Definition of international terrorist
32. As we recounted above, Part 4 of the Bill would
significantly alter the treatment of certain immigrants and intending
immigrants, including those who seek asylum in the United Kingdom
under the Convention relating to the Status of Refugees.
People who have no unconditional right to enter or remain in the
United Kingdom, and whom the Secretary of State suspects of being
international terrorists whose removal would be conducive to the
public good, would have their rights significantly altered, and
might in some circumstances be detained indefinitely without being
charged with any offence.
33. Under clause 21(1) of the Bill, the Secretary
of State would be allowed to issue a certificate identifying a
person subject to immigration control as someone whom the Secretary
of State believes to be a risk to national security, and suspects
to be an 'international terrorist'. International terrorists are
very widely defined in clause 21(2). They include people who (a)
are or have been concerned in the commission, preparation or instigation
of acts of international terrorism,
or (b) are members of or belong to an international terrorist
or (c) have links with a person who is a member of or belongs
to an international terrorist group.
34. We consider it important that the class of people
liable to be regarded as international terrorists should be sufficiently
clearly defined, because a certificate under clause 21 would have
significant effects on the person's right to liberty under Article
5 of the ECHR. Where a person is certified as a suspected international
terrorist, that person could be subject to a deportation order
or to a decision to refuse entry or to vary the conditions under
which he or she was previously admitted so as to lead to his or
her removal. There may be circumstances in which deportation is
not an available option. For example, there might be no country
to which the person could be sent where they would not be at risk
of torture, inhuman or degrading treatment or punishment, or the
death penalty. Removing the person in those circumstances could
violate the United Kingdom's obligation not to subject him or
her to death (including capital punishment) or torture or inhuman
or degrading treatment or punishment.
If the person cannot be deported or removed because it would either
be impractical to do so or contrary to the United Kingdom's international
legal obligations the Secretary of State would then be able to
detain the person either temporarily or indefinitely under the
provisions of clause 23 of the Bill.
35. Both under Article 5(1) of the ECHR (assuming
that the derogation, discussed above, is valid) and under the
broadly equivalent provisions of Article 9 of the ICCPR, the lawfulness
of the detention would depend in part on being able to show that
it was not arbitrary. The key issue here is whether the definition
of 'international terrorist' in the Bill is sufficiently clear
and non-discriminatory to avoid arbitrariness. In this context,
we are particularly concerned about two questions.

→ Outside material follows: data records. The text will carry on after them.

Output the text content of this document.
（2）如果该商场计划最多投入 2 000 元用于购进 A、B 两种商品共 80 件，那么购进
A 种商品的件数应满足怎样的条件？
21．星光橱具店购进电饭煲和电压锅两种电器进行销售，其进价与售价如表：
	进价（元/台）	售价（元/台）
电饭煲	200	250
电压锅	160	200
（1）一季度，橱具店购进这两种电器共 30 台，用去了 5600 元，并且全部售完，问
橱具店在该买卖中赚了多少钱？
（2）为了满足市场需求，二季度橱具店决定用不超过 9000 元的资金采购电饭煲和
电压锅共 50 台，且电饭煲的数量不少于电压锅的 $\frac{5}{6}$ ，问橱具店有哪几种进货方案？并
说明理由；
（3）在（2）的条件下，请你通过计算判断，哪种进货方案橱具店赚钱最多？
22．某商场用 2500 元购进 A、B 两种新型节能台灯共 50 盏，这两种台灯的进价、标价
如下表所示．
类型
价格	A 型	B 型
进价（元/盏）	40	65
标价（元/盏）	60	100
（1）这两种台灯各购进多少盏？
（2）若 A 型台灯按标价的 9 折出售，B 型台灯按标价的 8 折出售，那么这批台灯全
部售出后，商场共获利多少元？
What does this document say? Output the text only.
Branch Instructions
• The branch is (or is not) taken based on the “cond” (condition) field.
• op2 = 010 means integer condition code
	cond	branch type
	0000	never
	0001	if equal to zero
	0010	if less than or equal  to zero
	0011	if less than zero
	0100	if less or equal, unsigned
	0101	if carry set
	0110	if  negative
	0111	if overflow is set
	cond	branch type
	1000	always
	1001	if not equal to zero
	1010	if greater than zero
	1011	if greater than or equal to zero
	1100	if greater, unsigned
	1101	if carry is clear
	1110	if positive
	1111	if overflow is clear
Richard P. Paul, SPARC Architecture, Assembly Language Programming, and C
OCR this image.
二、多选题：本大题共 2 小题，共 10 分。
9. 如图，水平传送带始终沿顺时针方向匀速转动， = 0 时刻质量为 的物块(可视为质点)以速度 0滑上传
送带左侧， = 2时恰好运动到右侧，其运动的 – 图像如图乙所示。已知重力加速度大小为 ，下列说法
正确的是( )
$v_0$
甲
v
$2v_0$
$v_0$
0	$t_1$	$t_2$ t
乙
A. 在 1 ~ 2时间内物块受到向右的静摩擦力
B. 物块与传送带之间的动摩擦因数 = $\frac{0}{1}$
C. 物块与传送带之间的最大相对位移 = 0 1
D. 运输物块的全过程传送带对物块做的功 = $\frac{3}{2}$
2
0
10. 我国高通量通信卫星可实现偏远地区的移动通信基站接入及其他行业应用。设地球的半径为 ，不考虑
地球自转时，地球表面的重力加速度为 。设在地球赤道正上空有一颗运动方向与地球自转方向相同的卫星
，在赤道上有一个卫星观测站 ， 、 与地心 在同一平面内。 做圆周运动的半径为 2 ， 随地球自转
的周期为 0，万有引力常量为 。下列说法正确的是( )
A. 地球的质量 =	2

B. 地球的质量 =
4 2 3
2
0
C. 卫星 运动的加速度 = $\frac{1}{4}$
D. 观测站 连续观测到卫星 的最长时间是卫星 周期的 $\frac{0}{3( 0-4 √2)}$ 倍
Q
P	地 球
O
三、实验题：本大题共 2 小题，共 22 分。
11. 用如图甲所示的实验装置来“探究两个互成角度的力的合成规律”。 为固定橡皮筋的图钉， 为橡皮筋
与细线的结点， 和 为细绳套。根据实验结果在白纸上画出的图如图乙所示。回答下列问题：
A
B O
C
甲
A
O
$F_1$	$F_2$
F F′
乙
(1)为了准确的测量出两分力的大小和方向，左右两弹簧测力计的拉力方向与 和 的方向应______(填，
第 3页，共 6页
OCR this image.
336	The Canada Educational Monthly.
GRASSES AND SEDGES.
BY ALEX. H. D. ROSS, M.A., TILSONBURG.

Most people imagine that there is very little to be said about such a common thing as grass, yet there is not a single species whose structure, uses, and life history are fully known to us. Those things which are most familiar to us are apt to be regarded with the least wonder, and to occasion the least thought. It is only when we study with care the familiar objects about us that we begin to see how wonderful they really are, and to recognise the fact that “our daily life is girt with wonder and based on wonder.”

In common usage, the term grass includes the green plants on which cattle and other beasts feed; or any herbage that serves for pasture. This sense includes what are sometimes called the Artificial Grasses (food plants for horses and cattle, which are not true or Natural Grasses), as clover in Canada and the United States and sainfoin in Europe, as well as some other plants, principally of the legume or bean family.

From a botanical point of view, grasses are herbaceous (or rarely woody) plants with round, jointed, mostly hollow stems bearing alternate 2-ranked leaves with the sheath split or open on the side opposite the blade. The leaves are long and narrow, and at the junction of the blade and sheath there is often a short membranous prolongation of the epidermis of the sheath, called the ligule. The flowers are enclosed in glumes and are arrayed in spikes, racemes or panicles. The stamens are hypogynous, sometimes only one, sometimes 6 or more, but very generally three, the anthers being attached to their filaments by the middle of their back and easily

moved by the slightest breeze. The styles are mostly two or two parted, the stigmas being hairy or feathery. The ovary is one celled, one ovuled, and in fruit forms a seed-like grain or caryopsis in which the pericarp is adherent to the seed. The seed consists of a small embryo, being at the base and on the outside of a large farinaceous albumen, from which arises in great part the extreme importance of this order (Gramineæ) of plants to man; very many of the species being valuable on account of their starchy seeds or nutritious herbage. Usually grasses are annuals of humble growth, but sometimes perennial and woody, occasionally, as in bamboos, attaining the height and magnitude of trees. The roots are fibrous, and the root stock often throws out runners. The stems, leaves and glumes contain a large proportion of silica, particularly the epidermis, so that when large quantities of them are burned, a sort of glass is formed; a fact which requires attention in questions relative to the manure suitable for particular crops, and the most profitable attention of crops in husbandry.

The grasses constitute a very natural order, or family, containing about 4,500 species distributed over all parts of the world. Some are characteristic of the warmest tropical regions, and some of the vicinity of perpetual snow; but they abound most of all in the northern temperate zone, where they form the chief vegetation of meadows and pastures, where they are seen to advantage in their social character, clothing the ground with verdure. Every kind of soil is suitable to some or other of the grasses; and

36. First, including people who have 'links with'
terrorist groups or with those connected with such groups seems
to us potentially over-inclusive. We are aware of no other legislation
in the United Kingdom which authorizes detention on the basis
of a criterion as vague as the person's 'links with' other people
or groups. The Bill does not in any way define the notion of such
37. We examined the Home Secretary in oral evidence
on the case for including the provision of clause 21(2)(c) relating
to terrorist links in the Bill.
His answers did not persuade us that the risk of arbitrariness
in its application could be avoided in practice. We therefore
draw this matter to the attention of each House.
38. Second, by relying on immigration legislation
to provide for the detention of suspected international terrorists,
the Bill risks discriminating, in the authorization of detention
without charge, between those suspected international terrorists
who are subject to immigration control and those who have an unconditional
right to remain in the United Kingdom. We are concerned that this
might lead to discrimination in the enjoyment of the right to
liberty on the ground of nationality. If that could not be shown
to have an objective, rational and proportionate justification,
it might lead to actions which would be incompatible with Article
5 of the ECHR either taken alone or in combination with the right
to be free of discrimination in the enjoyment of Convention rights
under Article 14 of the ECHR. It could also lead to violations
of the right to be free of discrimination under Article 26 and
the right to liberty under Article 9 of the ICCPR.
39. We raised this matter with the Home Secretary
in oral evidence.
Having considered his response, we are not persuaded that the
risk of discrimination on the ground of nationality in the provisions
of Part 4 of the Bill has been sufficiently taken on board.